Он все обдумал и, конечно, скопил денег на свои похороны, но вот не учел, что может упасть далеко от дома и что это потребует от сына лишних затрат. Тут он, конечно, промахнулся...
«Промазал», — как сказал бы он сам.
Кстати, Василий Дмитриевич Темляков задолго еще до конца земной своей жизни очень опустился и стал неузнаваемо неряшлив, грязен и даже вонюч. Его трудно было узнать.
В грязно-лиловом выцветшем пиджаке, такой же весь грязно-лиловый, обожженный солнцем до кирпичной тьмы, согбенно сидел он, бывало, в трамвае и отрешенно смотрел в окно. Сивая щетина, в густоте которой белый волос спорил с серым, пчелиным роем облепила его лицо, заползла за уши и обметала иссеченную морщинами шею. Мокренькие, как у ребенка, губы болезненно розовели в этой волосяной гуще, особенно нижняя губа, капризно выпавшая из-под верхней, проваленной в беззубую полость рта. (У него сломался протез, и он не нашел в себе ни сил, ни желания заказать новый.)
Сквозь запыленное стекло видел он грязные дома, кривую штукатурку стен, покосившиеся двери, окрашенные суриком, бетонные панели новых, но тоже уже одряхлевших домов, убогую плоскость неряшливых их фасадов — весь этот мрачный хлам, в котором гибла измученная, поруганная Москва. Все это давно уже перестало волновать Темлякова, он покорился неизбежности и, понимая себя по привычке большим и некогда красивым, но увядшим цветком, понуро смотрел на дряхлеющий мир за окошком, не узнавая Москвы, и ждал той же участи, будто был ее неотъемлемой частичкой, каким-нибудь синеньким изразцом или лепным грифоном, заляпанным грубой побелкой.
Он давно уже, сразу же после смерти Дуняши, перестал следить за своей одеждой, за внешним видом, махнув на себя рукой. Почувствовал однажды, что ему лень чистить гуталином ботинки, вышел на улицу в грязных и с удивлением понял, что это ничего не изменило в его жизни.
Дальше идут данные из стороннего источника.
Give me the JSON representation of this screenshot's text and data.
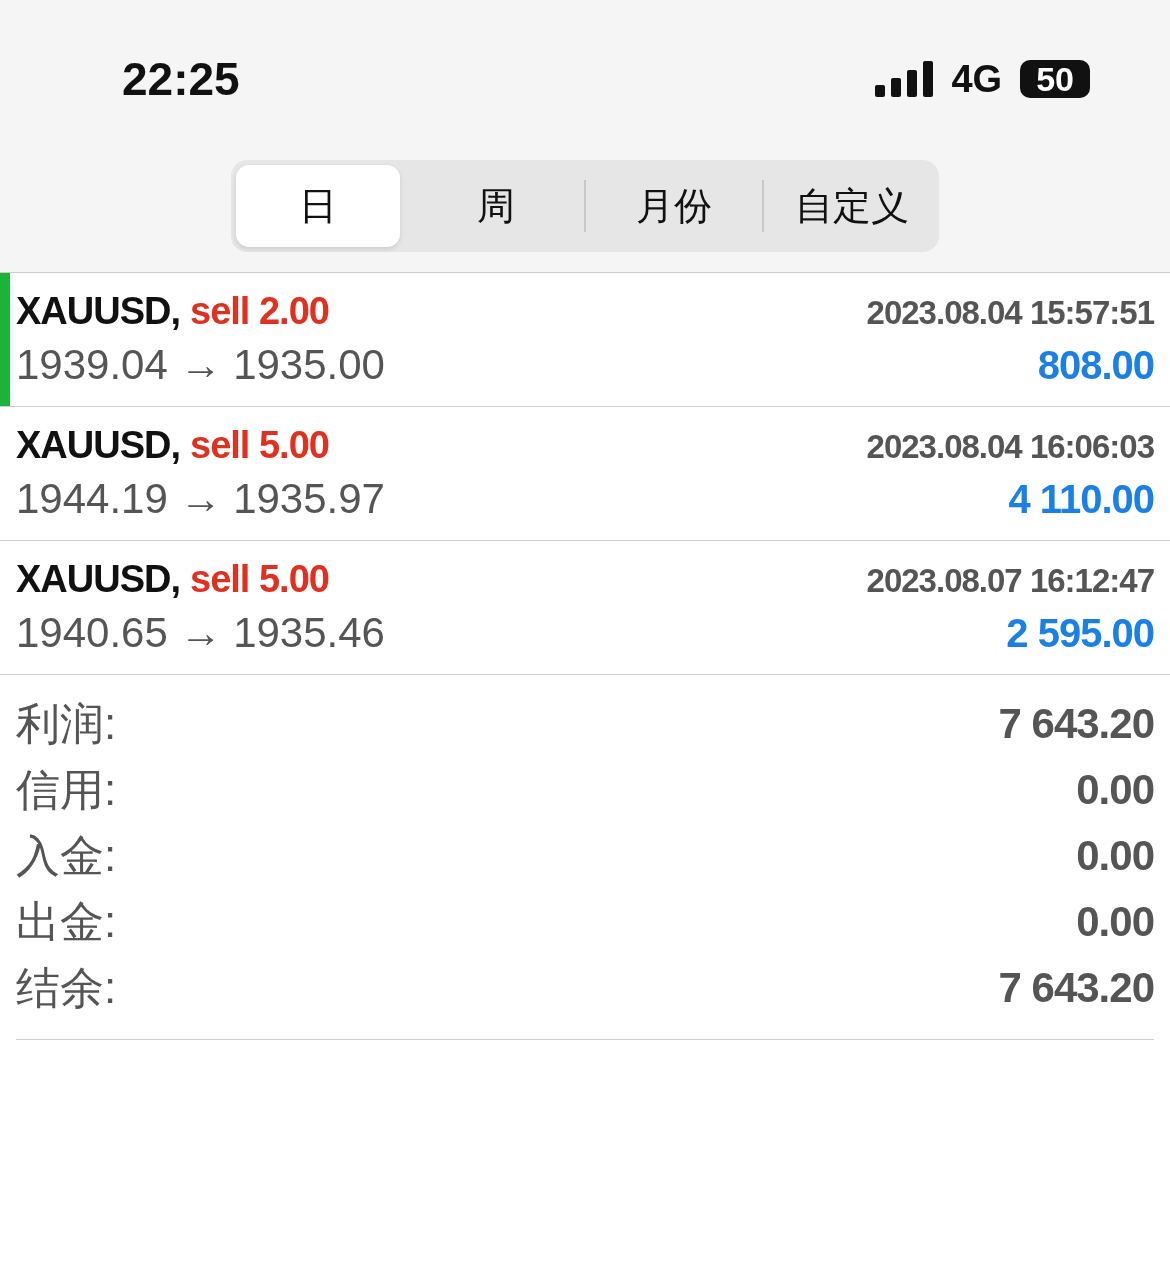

Ему даже стало обидно, будто он до сих пор исполнял никому не нужный, лишний, нелепый обряд — чистил до блеска кожу ботинок. Это его очень удивило и повергло в уныние. Прошло еще несколько дней, и он вышел из дому, забыв побриться. Никто не сделал ему замечания, никто даже не обратил внимания на его лицо, и он опять с удивленной улыбкой понял, что и это занятие не несло в себе какого-либо серьезного смысла. Пуговица оторвалась на пиджаке, он и на это махнул рукой. Ворот рубашки заблестел от засалившейся грязи, а он подумал с привычной уже ленцой и равнодушием, что это, в конце концов, не имеет никакого значения, потому что, как рассуждал он, грязь эта внешняя и никак не может проникнуть в душу и в кровь, а раз внешняя, то какая уж разница, где эта грязь — на твоей шее или в двух шагах от тебя, во дворе дома или на улице за окном. Все равно всюду, как мнилось ему, была непролазная, мутная, неистребимая уже грязь, из которой ему не выбраться, не вернуться в цветущий сад.
Он жил один в маленькой комнате большой квартиры. Соседей не любил, и они его не любили. Одна лишь Дунечка могла сглаживать отношения с ними.
Дом, где он жил, стоял над Киевской железной дорогой. Перед домом была шоссейная дорога. За дорогой посадки. Это даже деревьями нельзя было назвать, а только посадками. Там ребята гоняли футбольный мяч. Там распивали вино и водку пьяные мужики. Там всегда было много мусора. А за этим мусором была железная дорога.
Однажды он решил все-таки заняться собой и купил в спортивном отделе универмага дешевый футбольный мяч. Побрился, помылся, вышел с ним на земляную площадку, где играли ребята и пьянствовали мужики, и почувствовал себя полным идиотом. Хотел побегать с мячом, но задохнулся, закашлялся... Приметил мальчонку посимпатичнее, положил мяч на землю, ударил по нему ногой... «Держи!» — крикнул мальчику. Тот принял пас, а Темляков махнул рукой и крикнул: «Дарю тебе! Играй, милый, играй!» А сам чуть не плача от тоски, которая вдруг напомнила ему о безысходности жизни, пошел домой, даже не посмотрев на лицо мальчика, которому достался новый мяч.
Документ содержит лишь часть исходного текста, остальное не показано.